Database for Annotation, Visualization and Integrated Discovery (DAVID) - practicing what we learned

Learning objectives

In this practice session, we will practice using DAVID.

Practicing what we learned

To help us apply what we learned during the lesson, we are going to use DAVID to obtain some functional annotation information on upregulated genes in the HCC1395 dataset. Recall that the HCC1395 dataset is derived from a study that profiled the transcriptome of HCC1395 breast cancer cell line and the HCC1395BL lymphoblastoid line, which makes this a tumor versus normal transcriptome comparison -- Griffith lab RNA sequencing course

Getting the data

The genes that exhibit higher expression in the tumor tissue (ie. log2 fold change ≥ 1 and false discovery rate ≤ 0.05) have been subsetted into the file hcc1395_deg_chr22_up_genes.txt.

Upload the data to DAVID

Before uploading the data, open hcc1395_deg_chr22_up_genes.txt to see what the content looks like. These should resemble gene symbols so select "OFFICIAL_GENE_SYMBOL" as the identifier type in Step 2. However, as a hint, DAVID might not recognize these and may divert you to the gene identifier conversion tool. If it does divert you, convert these to ENSEMBL_GENE_ID. At the gene ID conversion tool, how many IDs are available for conversion? Thus, out of the 157 genes that we are starting with, how many can we use in functional annotation analysis?

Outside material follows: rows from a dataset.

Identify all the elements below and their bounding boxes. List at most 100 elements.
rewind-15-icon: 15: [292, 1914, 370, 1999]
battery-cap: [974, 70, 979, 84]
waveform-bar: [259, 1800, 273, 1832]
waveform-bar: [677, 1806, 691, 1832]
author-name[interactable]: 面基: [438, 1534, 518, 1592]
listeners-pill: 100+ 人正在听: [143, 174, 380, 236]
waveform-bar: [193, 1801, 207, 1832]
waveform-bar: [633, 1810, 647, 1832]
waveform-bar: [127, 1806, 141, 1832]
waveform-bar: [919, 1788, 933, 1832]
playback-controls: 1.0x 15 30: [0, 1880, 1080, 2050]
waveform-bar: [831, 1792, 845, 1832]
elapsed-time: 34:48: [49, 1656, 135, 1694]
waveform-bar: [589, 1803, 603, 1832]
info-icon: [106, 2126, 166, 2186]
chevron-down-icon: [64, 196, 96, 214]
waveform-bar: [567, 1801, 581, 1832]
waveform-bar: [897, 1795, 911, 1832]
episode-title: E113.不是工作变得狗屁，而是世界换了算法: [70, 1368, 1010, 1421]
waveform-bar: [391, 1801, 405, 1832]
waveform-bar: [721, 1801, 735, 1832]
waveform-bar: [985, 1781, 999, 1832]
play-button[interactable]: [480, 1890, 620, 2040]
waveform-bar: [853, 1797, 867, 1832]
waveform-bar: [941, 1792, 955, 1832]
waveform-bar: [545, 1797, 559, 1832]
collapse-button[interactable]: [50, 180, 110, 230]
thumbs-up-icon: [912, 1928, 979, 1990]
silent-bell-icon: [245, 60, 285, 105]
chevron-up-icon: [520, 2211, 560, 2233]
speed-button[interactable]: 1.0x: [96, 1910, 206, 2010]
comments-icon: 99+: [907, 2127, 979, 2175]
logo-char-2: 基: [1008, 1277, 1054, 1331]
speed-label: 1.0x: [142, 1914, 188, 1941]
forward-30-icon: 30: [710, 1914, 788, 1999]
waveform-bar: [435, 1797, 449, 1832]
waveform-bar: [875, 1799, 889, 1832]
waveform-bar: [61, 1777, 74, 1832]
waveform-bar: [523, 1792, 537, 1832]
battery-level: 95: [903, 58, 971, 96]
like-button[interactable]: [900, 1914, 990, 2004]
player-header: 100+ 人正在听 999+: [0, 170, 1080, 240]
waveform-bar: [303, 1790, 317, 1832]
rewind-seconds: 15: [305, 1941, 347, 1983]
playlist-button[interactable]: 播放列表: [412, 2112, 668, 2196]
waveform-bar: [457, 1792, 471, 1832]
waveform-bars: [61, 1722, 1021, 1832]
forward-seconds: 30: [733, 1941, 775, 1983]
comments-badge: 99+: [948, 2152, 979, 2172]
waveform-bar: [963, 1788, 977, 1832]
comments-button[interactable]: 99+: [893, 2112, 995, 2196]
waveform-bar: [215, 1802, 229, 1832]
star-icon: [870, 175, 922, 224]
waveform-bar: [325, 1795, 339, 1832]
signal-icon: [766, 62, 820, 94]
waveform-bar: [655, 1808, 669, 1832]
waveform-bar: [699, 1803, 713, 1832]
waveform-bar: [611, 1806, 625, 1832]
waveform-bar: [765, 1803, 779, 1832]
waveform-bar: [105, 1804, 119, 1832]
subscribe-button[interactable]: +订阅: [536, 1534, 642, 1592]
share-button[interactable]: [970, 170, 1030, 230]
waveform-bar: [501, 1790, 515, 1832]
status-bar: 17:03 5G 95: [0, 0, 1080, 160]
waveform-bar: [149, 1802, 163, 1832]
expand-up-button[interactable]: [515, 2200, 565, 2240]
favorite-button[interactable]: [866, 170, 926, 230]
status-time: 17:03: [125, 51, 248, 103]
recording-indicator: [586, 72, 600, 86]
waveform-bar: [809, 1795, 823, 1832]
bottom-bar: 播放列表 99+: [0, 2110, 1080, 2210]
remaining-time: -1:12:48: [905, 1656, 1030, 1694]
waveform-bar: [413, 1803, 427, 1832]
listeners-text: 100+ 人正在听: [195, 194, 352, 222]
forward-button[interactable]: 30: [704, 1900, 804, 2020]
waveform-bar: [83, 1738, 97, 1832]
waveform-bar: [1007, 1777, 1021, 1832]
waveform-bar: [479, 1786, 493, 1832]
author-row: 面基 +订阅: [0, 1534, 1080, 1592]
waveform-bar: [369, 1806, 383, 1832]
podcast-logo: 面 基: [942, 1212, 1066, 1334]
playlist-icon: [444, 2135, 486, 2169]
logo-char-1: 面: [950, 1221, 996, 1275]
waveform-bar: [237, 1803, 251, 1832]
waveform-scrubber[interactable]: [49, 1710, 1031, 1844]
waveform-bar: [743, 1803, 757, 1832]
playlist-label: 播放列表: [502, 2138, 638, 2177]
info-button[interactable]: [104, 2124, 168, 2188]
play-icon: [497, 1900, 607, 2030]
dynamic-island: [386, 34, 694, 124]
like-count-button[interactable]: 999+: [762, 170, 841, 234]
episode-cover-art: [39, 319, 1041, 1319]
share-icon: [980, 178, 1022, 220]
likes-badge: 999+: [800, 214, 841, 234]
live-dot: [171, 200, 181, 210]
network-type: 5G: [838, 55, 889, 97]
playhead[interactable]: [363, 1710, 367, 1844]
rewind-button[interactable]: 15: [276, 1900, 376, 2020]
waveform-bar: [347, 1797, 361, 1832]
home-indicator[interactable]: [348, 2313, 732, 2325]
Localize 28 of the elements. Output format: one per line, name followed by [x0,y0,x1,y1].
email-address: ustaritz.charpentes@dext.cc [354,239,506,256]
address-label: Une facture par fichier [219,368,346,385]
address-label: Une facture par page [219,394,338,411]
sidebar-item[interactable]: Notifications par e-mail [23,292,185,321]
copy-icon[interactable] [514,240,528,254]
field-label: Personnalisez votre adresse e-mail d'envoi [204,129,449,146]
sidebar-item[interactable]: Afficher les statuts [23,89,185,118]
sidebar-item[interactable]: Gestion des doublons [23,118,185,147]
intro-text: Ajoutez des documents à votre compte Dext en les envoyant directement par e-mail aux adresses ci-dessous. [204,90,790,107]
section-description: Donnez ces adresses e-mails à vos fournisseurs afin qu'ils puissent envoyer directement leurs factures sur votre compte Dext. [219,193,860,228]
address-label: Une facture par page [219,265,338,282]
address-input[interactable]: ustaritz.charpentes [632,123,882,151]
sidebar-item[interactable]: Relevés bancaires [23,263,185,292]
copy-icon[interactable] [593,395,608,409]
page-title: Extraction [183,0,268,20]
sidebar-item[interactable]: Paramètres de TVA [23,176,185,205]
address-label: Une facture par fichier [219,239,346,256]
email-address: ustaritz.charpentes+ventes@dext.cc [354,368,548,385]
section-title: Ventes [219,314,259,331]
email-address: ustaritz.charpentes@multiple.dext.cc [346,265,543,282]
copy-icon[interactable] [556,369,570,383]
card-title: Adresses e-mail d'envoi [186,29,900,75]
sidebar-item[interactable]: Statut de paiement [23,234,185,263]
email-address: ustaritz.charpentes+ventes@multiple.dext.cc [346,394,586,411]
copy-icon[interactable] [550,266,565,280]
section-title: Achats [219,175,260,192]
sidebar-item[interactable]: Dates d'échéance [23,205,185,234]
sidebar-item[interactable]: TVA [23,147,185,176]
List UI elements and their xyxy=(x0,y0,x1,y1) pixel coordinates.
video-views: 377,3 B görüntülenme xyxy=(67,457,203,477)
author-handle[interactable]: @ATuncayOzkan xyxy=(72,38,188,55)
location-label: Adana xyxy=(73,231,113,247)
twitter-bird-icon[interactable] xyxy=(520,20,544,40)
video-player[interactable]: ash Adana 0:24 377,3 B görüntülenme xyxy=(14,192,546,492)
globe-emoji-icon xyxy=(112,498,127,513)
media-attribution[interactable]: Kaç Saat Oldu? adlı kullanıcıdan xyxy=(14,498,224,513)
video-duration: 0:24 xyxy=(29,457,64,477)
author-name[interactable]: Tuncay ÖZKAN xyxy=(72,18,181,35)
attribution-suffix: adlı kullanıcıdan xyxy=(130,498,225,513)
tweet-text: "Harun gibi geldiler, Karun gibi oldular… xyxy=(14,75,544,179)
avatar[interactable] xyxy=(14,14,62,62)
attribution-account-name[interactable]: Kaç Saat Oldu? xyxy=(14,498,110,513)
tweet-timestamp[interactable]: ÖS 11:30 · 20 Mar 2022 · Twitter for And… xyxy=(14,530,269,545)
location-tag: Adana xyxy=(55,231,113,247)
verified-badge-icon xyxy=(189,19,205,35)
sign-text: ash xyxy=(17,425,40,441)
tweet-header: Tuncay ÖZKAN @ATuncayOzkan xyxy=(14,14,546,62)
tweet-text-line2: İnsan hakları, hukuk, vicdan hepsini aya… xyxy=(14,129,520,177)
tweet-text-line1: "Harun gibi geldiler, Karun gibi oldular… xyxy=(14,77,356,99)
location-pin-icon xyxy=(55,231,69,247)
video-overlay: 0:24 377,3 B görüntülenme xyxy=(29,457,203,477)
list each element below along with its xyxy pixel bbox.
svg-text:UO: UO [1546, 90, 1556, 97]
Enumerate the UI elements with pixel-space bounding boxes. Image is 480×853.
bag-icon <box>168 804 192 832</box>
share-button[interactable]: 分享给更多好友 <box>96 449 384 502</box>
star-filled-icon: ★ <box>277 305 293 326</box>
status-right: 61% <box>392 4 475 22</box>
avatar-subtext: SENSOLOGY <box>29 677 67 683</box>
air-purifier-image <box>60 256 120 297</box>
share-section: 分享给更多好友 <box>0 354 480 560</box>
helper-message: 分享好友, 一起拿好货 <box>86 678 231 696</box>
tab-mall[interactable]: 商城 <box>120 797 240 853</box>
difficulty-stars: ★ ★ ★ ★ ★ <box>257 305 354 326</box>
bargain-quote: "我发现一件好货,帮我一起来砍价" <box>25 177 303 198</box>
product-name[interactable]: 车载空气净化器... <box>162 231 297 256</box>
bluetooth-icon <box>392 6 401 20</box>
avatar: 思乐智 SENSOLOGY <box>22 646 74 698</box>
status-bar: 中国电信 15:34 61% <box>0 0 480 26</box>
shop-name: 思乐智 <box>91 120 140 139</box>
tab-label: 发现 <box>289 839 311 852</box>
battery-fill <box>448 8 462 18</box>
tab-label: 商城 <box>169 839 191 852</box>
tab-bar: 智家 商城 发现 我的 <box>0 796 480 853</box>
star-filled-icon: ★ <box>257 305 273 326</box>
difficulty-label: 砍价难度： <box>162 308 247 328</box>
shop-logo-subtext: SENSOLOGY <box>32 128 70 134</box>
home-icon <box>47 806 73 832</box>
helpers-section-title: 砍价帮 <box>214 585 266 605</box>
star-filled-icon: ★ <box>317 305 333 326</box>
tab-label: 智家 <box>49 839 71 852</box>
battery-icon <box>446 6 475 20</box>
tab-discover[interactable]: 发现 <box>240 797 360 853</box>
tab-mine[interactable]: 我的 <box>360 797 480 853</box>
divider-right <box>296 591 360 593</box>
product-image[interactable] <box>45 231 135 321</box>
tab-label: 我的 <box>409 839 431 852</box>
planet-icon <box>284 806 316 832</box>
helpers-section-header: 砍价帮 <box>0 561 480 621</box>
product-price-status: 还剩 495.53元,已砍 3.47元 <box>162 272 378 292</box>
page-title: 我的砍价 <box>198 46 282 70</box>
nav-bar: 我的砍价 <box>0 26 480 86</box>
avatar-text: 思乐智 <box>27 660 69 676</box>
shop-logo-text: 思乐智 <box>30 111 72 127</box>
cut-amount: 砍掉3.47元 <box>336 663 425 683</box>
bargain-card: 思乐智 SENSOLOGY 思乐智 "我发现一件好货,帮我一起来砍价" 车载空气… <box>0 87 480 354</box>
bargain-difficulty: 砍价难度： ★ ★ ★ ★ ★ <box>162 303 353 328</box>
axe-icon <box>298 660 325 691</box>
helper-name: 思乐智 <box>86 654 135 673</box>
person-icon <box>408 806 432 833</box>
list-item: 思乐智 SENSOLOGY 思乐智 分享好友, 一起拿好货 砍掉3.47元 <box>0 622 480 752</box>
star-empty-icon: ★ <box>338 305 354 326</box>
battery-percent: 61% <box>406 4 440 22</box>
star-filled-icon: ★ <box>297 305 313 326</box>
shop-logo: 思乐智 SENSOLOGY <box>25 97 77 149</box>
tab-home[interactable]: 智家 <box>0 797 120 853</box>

Convert the gene IDs and then submit the converted IDs as a gene list called hcc1359_deg_chr22_up.

Results

Gene Functional Classifier

Using the Gene Functional Classifier to group genes with similar annotations, how many clusters do we get?

Potential Diseases

Now, run the Functional Annotation Tool. Look at the gene wise view for DISGENET, are there any genes in our input that map to cancer?

Gene Ontology

Go under the Gene Ontology section in the Annotation Summary Results and expand on it. Click the chart view for GOTERM_BP_DIRECT to look at some biological processes that the upregulated genes in the dataset map to. What are some of the processes? Does it make sense that we get genes that are expressed higher in the tumor samples mapping to these processes?

Functional Annotation Clusters

How many annotation clusters were generated using default parameters?

Look thoroughly through the annotations, are any expected annotations and unexpected ones given that this is a tumor versus normal comparison dataset?